Answer:
129.73 g of CaBr₂
Step-by-step explanation:
We'll begin by writing the balanced equation for the reaction. This is illustrated below:
CaBr₂ + 2KOH –> Ca(OH)₂ + 2KBr
Next, we shall determine the mass of CaBr₂ that reacted and the mass of Ca(OH)₂ produced from the balanced equation. This can be obtained as follow:
Molar mass of CaBr₂ = 40 + (80×2)
= 40 + 160
= 200 g/mol
Mass of CaBr₂ from the balanced equation = 1 × 200 = 200 g
Molar mass of Ca(OH)₂ = 40 + 2(16 + 1)
= 40 + 2(17)
= 40 + 34
= 74 g/mol
Mass of Ca(OH)₂ from the balanced equation = 1 × 74 = 74 g
SUMMARY :
From the balanced equation above,
200 g of CaBr₂ reacted to produce 74 g of Ca(OH)₂.
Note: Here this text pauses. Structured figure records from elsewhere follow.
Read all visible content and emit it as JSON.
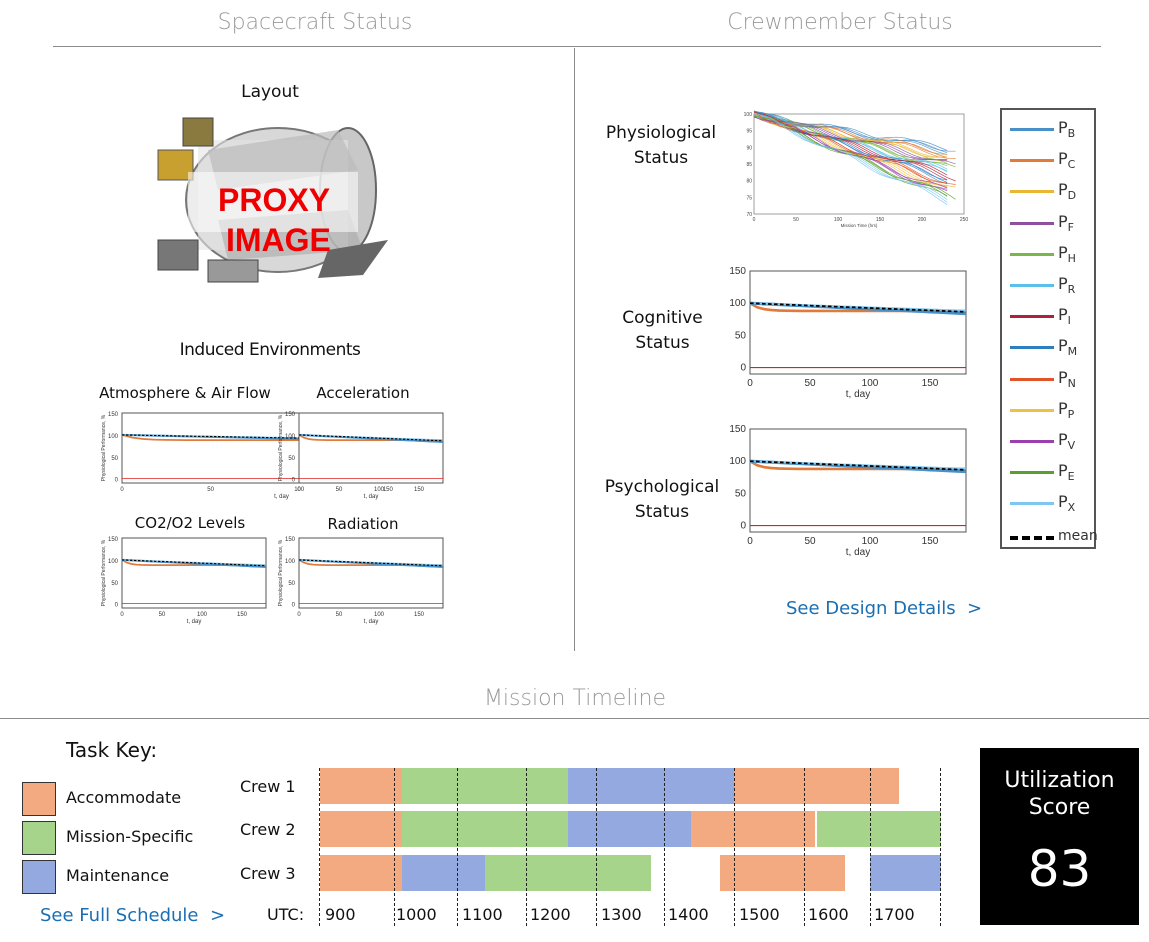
{
  "sections": {
    "spacecraft": "Spacecraft Status",
    "crew": "Crewmember Status",
    "timeline": "Mission Timeline"
  },
  "spacecraft": {
    "layout_label": "Layout",
    "proxy_text_1": "PROXY",
    "proxy_text_2": "IMAGE",
    "induced_label": "Induced Environments",
    "env_plots": [
      {
        "title": "Atmosphere & Air Flow"
      },
      {
        "title": "Acceleration"
      },
      {
        "title": "CO2/O2 Levels"
      },
      {
        "title": "Radiation"
      }
    ],
    "small_plot": {
      "ylabel": "Physiological Performance, %",
      "xlabel": "t, day",
      "yticks": [
        "150",
        "100",
        "50",
        "0"
      ],
      "xticks": [
        "0",
        "50",
        "100",
        "150"
      ]
    }
  },
  "crew": {
    "physio_label_1": "Physiological",
    "physio_label_2": "Status",
    "cognitive_label_1": "Cognitive",
    "cognitive_label_2": "Status",
    "psych_label_1": "Psychological",
    "psych_label_2": "Status",
    "physio_plot": {
      "xlabel": "Mission Time (hrs)",
      "yticks": [
        "100",
        "95",
        "90",
        "85",
        "80",
        "75",
        "70"
      ],
      "xticks": [
        "0",
        "50",
        "100",
        "150",
        "200",
        "250"
      ]
    },
    "status_plot": {
      "xlabel": "t, day",
      "yticks": [
        "150",
        "100",
        "50",
        "0"
      ],
      "xticks": [
        "0",
        "50",
        "100",
        "150"
      ]
    },
    "legend": [
      {
        "base": "P",
        "sub": "B",
        "color": "#4a90c8"
      },
      {
        "base": "P",
        "sub": "C",
        "color": "#e07b3c"
      },
      {
        "base": "P",
        "sub": "D",
        "color": "#e8b830"
      },
      {
        "base": "P",
        "sub": "F",
        "color": "#8e4fa0"
      },
      {
        "base": "P",
        "sub": "H",
        "color": "#7ab648"
      },
      {
        "base": "P",
        "sub": "R",
        "color": "#5bc0e8"
      },
      {
        "base": "P",
        "sub": "I",
        "color": "#b0203a"
      },
      {
        "base": "P",
        "sub": "M",
        "color": "#2f7fbf"
      },
      {
        "base": "P",
        "sub": "N",
        "color": "#e0552a"
      },
      {
        "base": "P",
        "sub": "P",
        "color": "#f0c040"
      },
      {
        "base": "P",
        "sub": "V",
        "color": "#9a3fb0"
      },
      {
        "base": "P",
        "sub": "E",
        "color": "#5aa030"
      },
      {
        "base": "P",
        "sub": "X",
        "color": "#7cc8f0"
      },
      {
        "base": "mean",
        "sub": "",
        "color": "#000000"
      }
    ],
    "details_link": "See Design Details  >"
  },
  "timeline": {
    "task_key_label": "Task Key:",
    "keys": [
      {
        "label": "Accommodate",
        "color": "#f4aa80"
      },
      {
        "label": "Mission-Specific",
        "color": "#a6d48a"
      },
      {
        "label": "Maintenance",
        "color": "#94a9df"
      }
    ],
    "schedule_link": "See Full Schedule  >",
    "utc_label": "UTC:",
    "utc_ticks": [
      "900",
      "1000",
      "1100",
      "1200",
      "1300",
      "1400",
      "1500",
      "1600",
      "1700"
    ],
    "crews": [
      {
        "name": "Crew 1"
      },
      {
        "name": "Crew 2"
      },
      {
        "name": "Crew 3"
      }
    ],
    "score_label_1": "Utilization",
    "score_label_2": "Score",
    "score_value": "83"
  }
}
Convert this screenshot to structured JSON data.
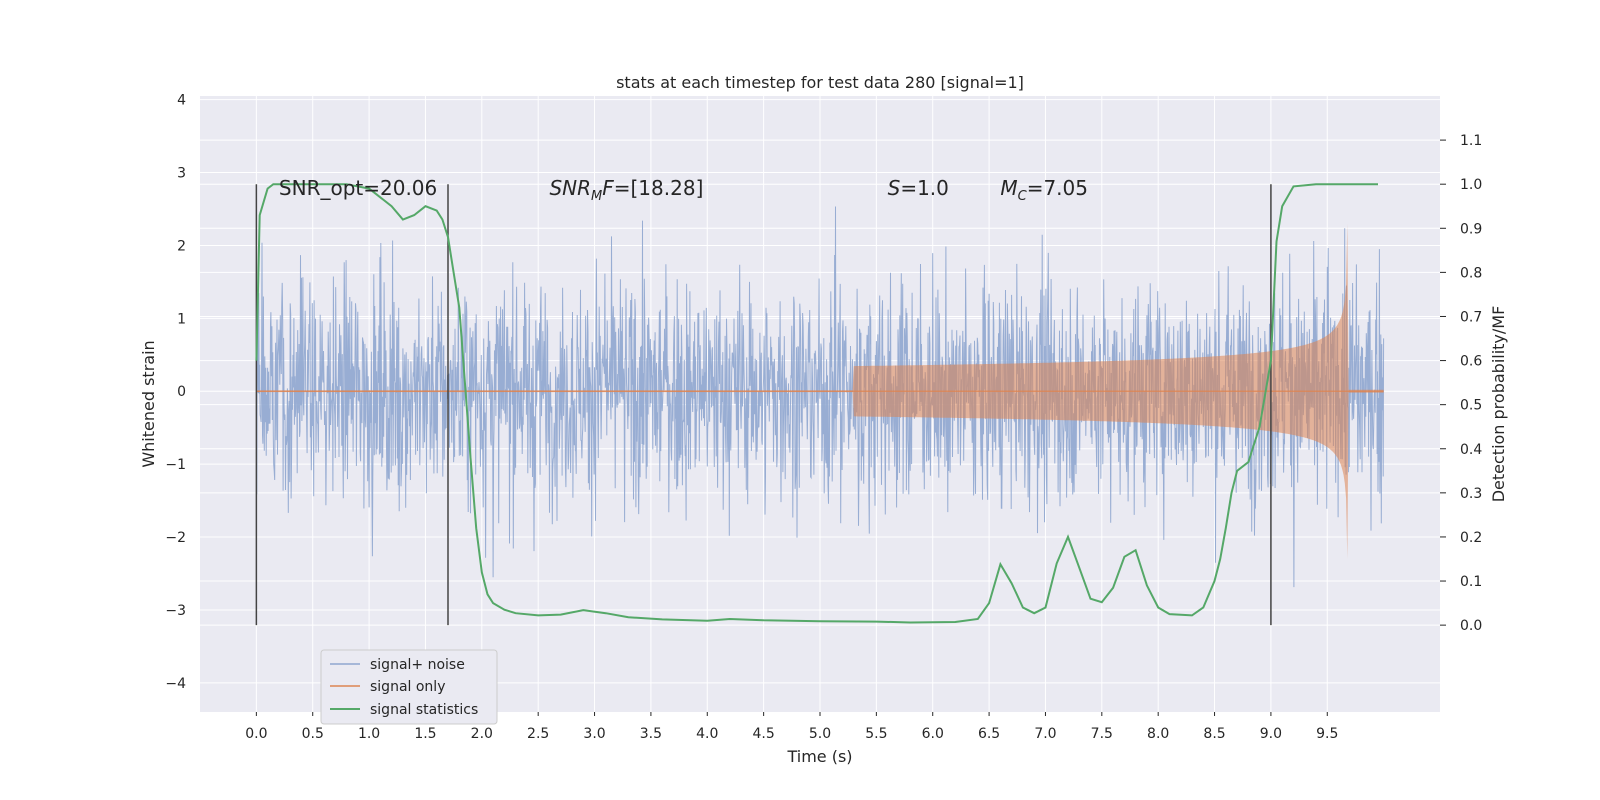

Finally, we shall determine the mass of CaBr₂ that react when 48 g of Ca(OH)₂ were produced. This can be obtained as follow:
From the balanced equation above,
200 g of CaBr₂ reacted to produce 74 g of Ca(OH)₂.
Therefore, Xg of CaBr₂ will react to produce 48 g of Ca(OH)₂ i.e
Xg of CaBr₂ = (200 × 48)/74
Xg of CaBr₂ = 129.73 g
Thus, 129.73 g of CaBr₂ were consumed.